Six county schools to be recognized for environmental stewardship
More than 280 public, private schools statewide participate in Washington Green Schools
Pete Dubois, Environmental Services
Vancouver, WA – A statewide program that encourages student leadership and promotes environmental stewardship will honor six Clark County schools next week.
Clark County is a founding partner and continuing financial supporter of Washington Green Schools. More than 280 public and private schools statewide participate in the program, including 61 schools in Clark County.
Green Teams in participating schools evaluate the school’s operations and take improvement steps in these areas: energy, healthy school buildings, transportation, waste and recycling, water and school grounds and gardens. Green Teams can continue their work in each of the six areas and achieve higher levels of certification.
“Washington Green Schools provides the structure for students to create more efficient and healthier schools,” said Don Benton, Environmental Services director. “More importantly, it helps schools build the environmental leaders our community will need in the future.”

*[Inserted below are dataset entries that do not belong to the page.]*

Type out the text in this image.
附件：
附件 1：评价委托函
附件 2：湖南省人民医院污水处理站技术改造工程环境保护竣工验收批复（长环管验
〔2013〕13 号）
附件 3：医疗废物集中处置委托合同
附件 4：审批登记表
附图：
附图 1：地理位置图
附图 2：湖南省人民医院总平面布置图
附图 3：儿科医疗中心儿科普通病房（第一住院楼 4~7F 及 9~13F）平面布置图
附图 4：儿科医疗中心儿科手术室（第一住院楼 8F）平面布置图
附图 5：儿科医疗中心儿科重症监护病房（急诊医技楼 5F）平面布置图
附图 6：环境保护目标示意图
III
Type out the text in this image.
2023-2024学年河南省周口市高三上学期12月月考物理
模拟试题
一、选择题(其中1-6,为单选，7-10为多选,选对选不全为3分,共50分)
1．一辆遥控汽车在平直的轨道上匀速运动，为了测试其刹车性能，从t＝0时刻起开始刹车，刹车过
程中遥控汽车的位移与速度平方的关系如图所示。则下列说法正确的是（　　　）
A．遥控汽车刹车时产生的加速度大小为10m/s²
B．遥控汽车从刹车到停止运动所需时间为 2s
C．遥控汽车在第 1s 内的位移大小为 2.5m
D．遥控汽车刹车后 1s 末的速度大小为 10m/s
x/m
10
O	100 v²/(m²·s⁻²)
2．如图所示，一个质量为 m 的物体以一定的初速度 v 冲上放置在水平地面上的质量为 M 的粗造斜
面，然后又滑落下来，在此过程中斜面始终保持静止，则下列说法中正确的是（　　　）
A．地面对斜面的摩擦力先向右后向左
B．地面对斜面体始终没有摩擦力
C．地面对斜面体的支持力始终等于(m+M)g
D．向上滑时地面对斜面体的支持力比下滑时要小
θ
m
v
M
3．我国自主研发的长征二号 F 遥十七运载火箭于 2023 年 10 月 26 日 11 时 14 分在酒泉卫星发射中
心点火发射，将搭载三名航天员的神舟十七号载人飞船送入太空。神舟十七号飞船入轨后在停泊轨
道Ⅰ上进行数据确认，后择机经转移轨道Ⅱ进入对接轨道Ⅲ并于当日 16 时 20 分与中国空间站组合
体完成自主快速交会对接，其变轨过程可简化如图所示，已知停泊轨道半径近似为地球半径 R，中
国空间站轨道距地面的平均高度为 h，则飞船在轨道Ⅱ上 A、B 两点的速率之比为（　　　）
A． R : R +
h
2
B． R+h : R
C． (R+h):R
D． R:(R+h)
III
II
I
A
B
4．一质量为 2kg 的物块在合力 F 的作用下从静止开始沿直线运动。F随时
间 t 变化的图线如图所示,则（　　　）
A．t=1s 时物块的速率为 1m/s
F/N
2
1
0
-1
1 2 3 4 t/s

The six schools will be honored in brief ceremonies at each school. Clark County Environmental Services will participate in each presentation, underscoring the county’s role working with schools and students to hone environmental practices.
The six schools being recognized next week are:
Sacajawea Elementary School: The school was certified at Level 4 in school grounds and at Level 5 in water this year. After learning that the school’s bioswale was barely passing inspection, the Green Team worked with the Vancouver Public Schools’ landscape and maintenance staff to plant native, drought-tolerant vegetation.
Sacajawea’s Green Team spearheaded the removal of nonnative plants from the campus to cut down on watering and emphasized different hand-washing techniques to reduce water use in restrooms. Their efforts cut water use by 2.2 gallons per student per month.
Gaiser Middle School: The school was certified at Level 4 in healthy school buildings. After an audit, the Green Team improved water efficiency and indoor air quality. The students worked with the administration and facilities to fix faucet censors, clean air vents and provide an announcement about integrated pest management.
Grass Valley Elementary School: The school was certified at Level 3 in school grounds. The Green Team worked to breathe new life into neglected areas of the campus and organized weeding parties to help keep areas free of invasive species. It also planned a composting center for leaves, other vegetation and kitchen scraps.
Peter S. Ogden Elementary School: The school was certified at Level 1 in school grounds and Level 2 in waste and recycling. The Green Team designed a native plant garden and used rain barrels to capture precipitation for irrigation. The team also created a summer maintenance schedule to ensure the gardens receive care when school is not in session. Items grown in the garden were used to make salsa and pesto in the school’s cafeteria.
To improve waste disposal and recycling, the school’s Green Team created a paper recycling station, developed a disposal program for batteries, electronics and printer cartridges and created a compost station to turn food waste into nutrient-rich soil. In staff rooms, the team also set up coffee compost bins that diverted more than 25 pounds of used grounds from the waste stream.
Chinook Elementary School: The school was certified at Level 1 in water. After discovering that a grass field was eroding due to runoff, the Green Team implemented a reseeding program to restore the area. The team also produced an educational water conservation video and worked with the school to fix leaky appliances.
Washington State School for the Deaf: The school was certified at Level 1 in waste and recycling. The school’s Green Team analyzed the waste stream in classrooms and residential cottages, and took action to reduce waste. The team also expanded the number of recycling containers on campus and produced three informational videos that included American Sign Language.